A review by tasmanian_bibliophile
A Rightful Place: A Road Map to Recognition by Noel Pearson

4.0

‘In 1967 we were counted, in 2017 we seek to be heard. We leave base camp and start our trek across this vast country. We invite you to walk with us in a movement of the Australian people for a better future.’ (Uluru Statement from the Heart, 26 May 2017)

This book is a collection of thoughtful and thought-provoking essays. The book includes a foreword by Galarrwuy Yunupingu and is edited by Shireen Morris, a lawyer and constitutional reform fellow at the Cape York Institute and researcher at Monash University. The contributors are Noel Pearson, Megan Davis, Jackie Huggins and Rod Little, Damien Freeman and Nolan Hunter, Warren Mundine, and Stan Grant.

I’ve read this book, and I think that I need to reread it. The central question is, as Shireen Morris asks: ‘... how do we create a fairer relationship with the First Nations of this land?’

I like Noel Pearson’s way of seeing our nation in three parts: the ancient heritage, the British inheritance and our multicultural achievement. Can it really be too difficult to bring all three together by constitutionally recognising indigenous Australians?

Noel Pearson makes the point that: ‘… Indigenous Tasmanians were nearly extinguished between the Scylla of extermination and the Charybdis of protection.’

Recognition is about equality, about both liberty and responsibility. And, surely, such recognition would answer Galarrwuy Yunupingu’s question: ‘is there a proper and rightful place for the original peoples of Australia in the nation created from their ancestral lands?’

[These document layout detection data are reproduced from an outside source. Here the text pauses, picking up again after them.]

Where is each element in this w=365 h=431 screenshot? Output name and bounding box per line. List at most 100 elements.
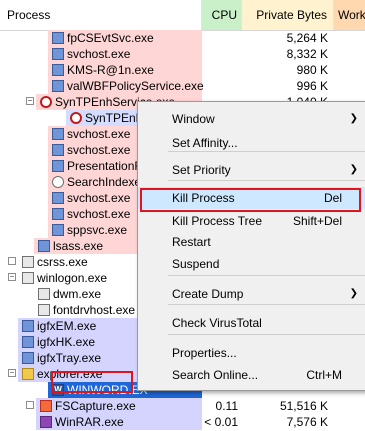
process-name: sppsvc.exe	[67, 223, 128, 237]
menu-item-restart[interactable]: Restart	[138, 231, 365, 253]
process-name: igfxTray.exe	[37, 351, 102, 365]
process-icon	[38, 240, 50, 252]
process-name: svchost.exe	[67, 143, 131, 157]
menu-item-label: Check VirusTotal	[172, 316, 262, 330]
process-icon	[52, 208, 64, 220]
process-icon	[52, 48, 64, 60]
process-cpu-value: 0.11	[215, 399, 238, 413]
process-row[interactable]: KMS-R@1n.exe 980 K	[0, 62, 365, 78]
menu-item-label: Set Affinity...	[172, 136, 238, 150]
menu-item-suspend[interactable]: Suspend	[138, 253, 365, 275]
process-row[interactable]: FSCapture.exe 0.11 51,516 K 6	[0, 398, 365, 414]
process-priv-value: 8,332 K	[286, 47, 328, 61]
submenu-arrow-icon: ❯	[349, 113, 358, 124]
process-name: dwm.exe	[53, 287, 102, 301]
menu-item-kill-process-tree[interactable]: Kill Process Tree Shift+Del	[138, 210, 365, 232]
process-work-value: 2	[334, 414, 365, 430]
menu-item-label: Suspend	[172, 257, 220, 271]
process-icon	[52, 224, 64, 236]
process-icon	[40, 400, 52, 412]
menu-item-window[interactable]: Window ❯	[138, 108, 365, 130]
process-icon	[52, 160, 64, 172]
process-icon	[52, 80, 64, 92]
process-icon	[38, 288, 50, 300]
tree-expander-icon[interactable]	[8, 257, 16, 265]
column-process[interactable]: Process	[0, 0, 202, 30]
process-icon	[22, 256, 34, 268]
process-icon	[52, 176, 64, 188]
menu-item-label: Create Dump	[172, 287, 244, 301]
tree-expander-icon[interactable]: −	[8, 273, 16, 281]
menu-item-label: Restart	[172, 235, 211, 249]
process-name: igfxHK.exe	[37, 335, 96, 349]
process-row[interactable]: svchost.exe 8,332 K 1	[0, 46, 365, 62]
process-work-value: 1	[334, 46, 365, 62]
winword-callout	[51, 371, 133, 393]
process-icon	[52, 144, 64, 156]
process-icon	[22, 272, 34, 284]
process-priv-value: 980 K	[296, 63, 328, 77]
menu-item-set-affinity[interactable]: Set Affinity...	[138, 132, 365, 154]
menu-item-label: Kill Process Tree	[172, 214, 263, 228]
column-header-bar: Process CPU Private Bytes Work	[0, 0, 365, 31]
process-cpu-value: < 0.01	[204, 415, 238, 429]
process-name: SynTPEnh	[85, 111, 143, 125]
process-icon	[52, 64, 64, 76]
menu-item-properties[interactable]: Properties...	[138, 342, 365, 364]
process-row[interactable]: fpCSEvtSvc.exe 5,264 K	[0, 30, 365, 46]
process-priv-value: 7,576 K	[286, 415, 328, 429]
process-name: svchost.exe	[67, 207, 131, 221]
tree-expander-icon[interactable]	[26, 401, 34, 409]
process-name: fpCSEvtSvc.exe	[67, 31, 154, 45]
process-icon	[40, 416, 52, 428]
process-icon	[52, 192, 64, 204]
process-icon	[22, 336, 34, 348]
column-working-set[interactable]: Work	[334, 0, 365, 30]
menu-separator	[168, 275, 365, 276]
process-name: svchost.exe	[67, 191, 131, 205]
menu-item-set-priority[interactable]: Set Priority ❯	[138, 159, 365, 181]
submenu-arrow-icon: ❯	[349, 164, 358, 175]
process-priv-value: 5,264 K	[286, 31, 328, 45]
menu-separator	[168, 334, 365, 335]
menu-item-label: Search Online...	[172, 368, 259, 382]
process-name: WinRAR.exe	[55, 415, 124, 429]
process-icon	[22, 368, 34, 380]
process-icon	[38, 304, 50, 316]
kill-process-callout	[140, 188, 361, 212]
process-name: SearchIndexe	[67, 175, 142, 189]
menu-item-label: Window	[172, 112, 215, 126]
process-name: svchost.exe	[67, 47, 131, 61]
process-name: csrss.exe	[37, 255, 88, 269]
submenu-arrow-icon: ❯	[349, 288, 358, 299]
menu-item-label: Set Priority	[172, 163, 231, 177]
menu-item-create-dump[interactable]: Create Dump ❯	[138, 283, 365, 305]
menu-item-search-online[interactable]: Search Online... Ctrl+M	[138, 364, 365, 386]
process-priv-value: 51,516 K	[279, 399, 328, 413]
process-icon	[22, 352, 34, 364]
process-name: fontdrvhost.exe	[53, 303, 136, 317]
process-work-value: 6	[334, 398, 365, 414]
process-icon	[22, 320, 34, 332]
process-name: KMS-R@1n.exe	[67, 63, 154, 77]
tree-expander-icon[interactable]: −	[8, 369, 16, 377]
column-cpu[interactable]: CPU	[202, 0, 242, 30]
process-name: winlogon.exe	[37, 271, 108, 285]
process-name: valWBFPolicyService.exe	[67, 79, 204, 93]
process-name: svchost.exe	[67, 127, 131, 141]
process-priv-value: 996 K	[296, 79, 328, 93]
process-row[interactable]: WinRAR.exe < 0.01 7,576 K 2	[0, 414, 365, 430]
tree-expander-icon[interactable]: −	[26, 97, 34, 105]
process-name: lsass.exe	[53, 239, 104, 253]
process-row[interactable]: valWBFPolicyService.exe 996 K	[0, 78, 365, 94]
menu-item-check-virustotal[interactable]: Check VirusTotal	[138, 312, 365, 334]
process-name: igfxEM.exe	[37, 319, 97, 333]
process-name: FSCapture.exe	[55, 399, 136, 413]
process-icon	[52, 32, 64, 44]
menu-item-shortcut: Shift+Del	[292, 214, 342, 228]
menu-item-shortcut: Ctrl+M	[306, 368, 342, 382]
process-icon	[40, 96, 52, 108]
context-menu: Window ❯ Set Affinity... Set Priority ❯ Kill …	[137, 101, 365, 391]
process-icon	[52, 128, 64, 140]
column-private-bytes[interactable]: Private Bytes	[242, 0, 334, 30]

We, who represent the British inheritance, seem afraid to listen. Afraid to acknowledge the past, unwilling to recognise that change is about progress rather than defeat or failure. For me, the main questions are not about relative merits of occupancy but about identifying where we (collectively) want to go and how we (collectively) intend to get there. Again, quoting Noel Pearson:

‘There is an alternative to fragmentation and the assimilatory state. It is recognition and reconciliation where peoples within nation-states come to terms with each other and commit to the nation, while respecting the existential anxieties of distinct peoples.
The Constitution of Australia adopted in 1901 afforded no such recognition. ‘

We cannot go back, but we can go forward. Together.

As I read this collection of essays, my anger with successive governments increased. We’ve had so many opportunities to engage in meaningful discussion, so many opportunities to identify the issues we need to address, so many opportunities to move forward. Like so many others, I was moved by Paul Keating’s Redfern Address in 1992 and Kevin Rudd’s ‘Sorry’ speech in 2008. But what has been achieved since then?

This collection of essays is recommended reading. How can we continue to ignore this issue?